This is it. The big one. The one we’ve all been waiting for.
It may feel like everything rests on your performance on exam day, but really it’s just the tip of the iceberg; the culmination of all your hard work and revision over the previous months. And it’s not something to be afraid of: in fact, it’s almost exciting to finally get the chance to show off your hard-won wisdom.
However, there are certain things that you should be doing before, during and after the exam to set yourself up for test success. Read on for our 10 Top Exam Day Tips...
1) Get a good night’s sleep
Good-quality sleep is a vital part of the revision process and is of even greater importance before the day of the exam. Don’t stay up late cramming information you’re unlikely to remember the next day – get eight hours of sleep to properly rest your body and mind so you’re firing on all cylinders when you sit down to that exam.
2) Pack your bag
Each exam requires different equipment. Carefully check you have the right things for the specific exam you’re sitting the next day and pack them into your bag the night before so you’re not rushing around in the morning trying to remember where you put your calculator.
Make sure you have at least three pens to hand (normally exam boards want black – but you should always double check) and a pencil as well.
If you have multiple exams on the same day, make sure you also pack food and snacks to re-fuel in between.
3) Plan your route
You need to be 100% sure of exactly when and where your exam will be and plan a route accordingly that will get your there in plenty of time. You should turn up at least 40 minutes before an exam is scheduled to start so that you’re ready to begin your test on time, with no last minute panics.
4) Eat a good breakfast
Now is not the time to skip breakfast, even if you feel like a bag of nerves. Your brain and body need fuel to perform their best and a good breakfast is vital for exam success. Eat slow-release, wholegrain carbohydrates (like porridge or wholemeal toast) and avoid overly sugary foods that will simply make you crash later on. And, if you fancy a pre-exam nibble, some studies show that eating a square of dark chocolate or a mint right before going into your exam can help boost brain performance!

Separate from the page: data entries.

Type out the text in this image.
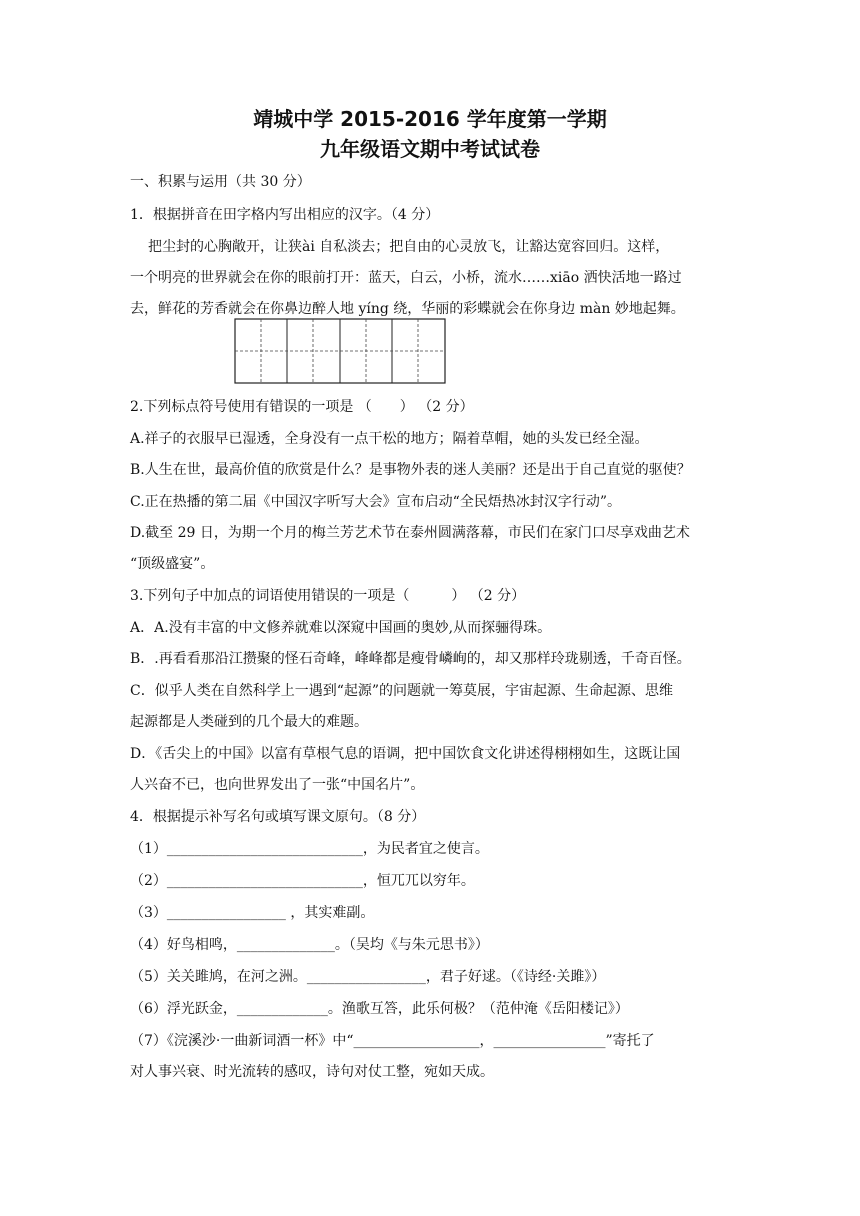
靖城中学 2015-2016 学年度第一学期
九年级语文期中考试试卷
一、积累与运用（共 30 分）
1．根据拼音在田字格内写出相应的汉字。（4 分）
把尘封的心胸敞开，让狭ài 自私淡去；把自由的心灵放飞，让豁达宽容回归。这样，
一个明亮的世界就会在你的眼前打开：蓝天，白云，小桥，流水……xiāo 洒快活地一路过
去，鲜花的芳香就会在你鼻边醉人地 yíng 绕，华丽的彩蝶就会在你身边 màn 妙地起舞。
2.下列标点符号使用有错误的一项是 （　　） （2 分）
A.祥子的衣服早已湿透，全身没有一点干松的地方；隔着草帽，她的头发已经全湿。
B.人生在世，最高价值的欣赏是什么？是事物外表的迷人美丽？还是出于自己直觉的驱使？
C.正在热播的第二届《中国汉字听写大会》宣布启动“全民焐热冰封汉字行动”。
D.截至 29 日，为期一个月的梅兰芳艺术节在泰州圆满落幕，市民们在家门口尽享戏曲艺术
“顶级盛宴”。
3.下列句子中加点的词语使用错误的一项是（　　　） （2 分）
A．A.没有丰富的中文修养就难以深窥中国画的奥妙,从而探骊得珠。
B．.再看看那沿江攒聚的怪石奇峰，峰峰都是瘦骨嶙峋的，却又那样玲珑剔透，千奇百怪。
C．似乎人类在自然科学上一遇到“起源”的问题就一筹莫展，宇宙起源、生命起源、思维
起源都是人类碰到的几个最大的难题。
D．《舌尖上的中国》以富有草根气息的语调，把中国饮食文化讲述得栩栩如生，这既让国
人兴奋不已，也向世界发出了一张“中国名片”。
4．根据提示补写名句或填写课文原句。（8 分）
（1）____________________________，为民者宜之使言。
（2）____________________________，恒兀兀以穷年。
（3）_________________ ，其实难副。
（4）好鸟相鸣，______________。（吴均《与朱元思书》）
（5）关关雎鸠，在河之洲。_________________，君子好逑。（《诗经·关雎》）
（6）浮光跃金，_____________。渔歌互答，此乐何极？（范仲淹《岳阳楼记》）
（7）《浣溪沙·一曲新词酒一杯》中“__________________，________________”寄托了
对人事兴衰、时光流转的感叹，诗句对仗工整，宛如天成。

5) Revision summary notecards
Taking a one-page revision summary sheet or a couple of notecards with you on the day of your exam can be great idea; reading these over beforehand will help calm your nerves and focus on the task in hand, rather than fretting with friends about possible questions. This is not about learning new information minutes before the exam but reminding you that, yes, you do know your stuff and it will all be ok. But don't forget to leave them outside the exam hall before you go in!
6) Take deep breaths
It can be easy to start panicking about what each exam ‘means’ in terms of grades and college or university places, but that’s a sure-fire way to stop yourself achieving your full potential. All you can do is your best and then handle the outcome later. Take some deep breaths to slow down your breathing and clear your head of these intrusive thoughts before you
7) Read every question 2-3 times
You’ve probably heard this advice over and over but it is crucial: read each question 2-3 times to make sure you really understand what it’s asking you. Underlining key words can help to focus your mind and let you know what type of question it is. In the heat of the moment it’s easy to misread a question and you don’t want to waste time or marks setting off on the wrong track.
Re-reading questions also takes away the fear factor. On first glance, a question may seem impossible, but a simple second look will reveal it’s actually one you’ve seen in the past papers many times before!
Bonus tip: Make sure when you’re going through your exam, you don’t miss any pages. It’s surprisingly easy to turn over two at once and miss something! Similarly, never forget to check the back page of the exam booklet, in case there's a final question on there too.
8) Keep track of time
Time doesn’t seem to work the same way in an exam – it feels like it’s going at double or even triple speed – but good time management means you can get everything done. Be strategic: jotting down the amount of time you have for each section in the margins can help you 'minute-budget' to keep you on track.
And if you feel you’re spending too long on one question that’s proving difficult, don’t be afraid to move on. You can answer the other questions first and then circle back to finish it.
Remember that, for many exams, the highest scoring questions appear at the end so you want to make sure you’re getting to those with enough time to spare.
9) No exam post-mortems
After the exam, it may be tempting to discuss questions with your friends and cross-check answers, but this is never a wise move. Sooner or later you’ll find you wrote something different for a question and that will only make you panic, for no reason, about something you can’t change. You need to be conserving your mental energy so you can focus on your other subjects and exams. It’s not anti-social to leave the exam hall and not talk about what just happened – it’s vital!
However, that’s not to say that each exam can’t be used as a personal learning experience. Maybe it showed you need to improve your time management or a certain revision technique helped you remember something better. These are all useful lessons that you can take on board to help you perform even better in your later tests.
10) Treat yourself!
Even if you have an exam later in the day, make sure to give yourself a little break to celebrate finishing your exam! Even if it’s just going for a walk or getting lunch somewhere. You’ve just done an exam and you should be proud of yourself. The end is that bit closer in sight: you’re getting there.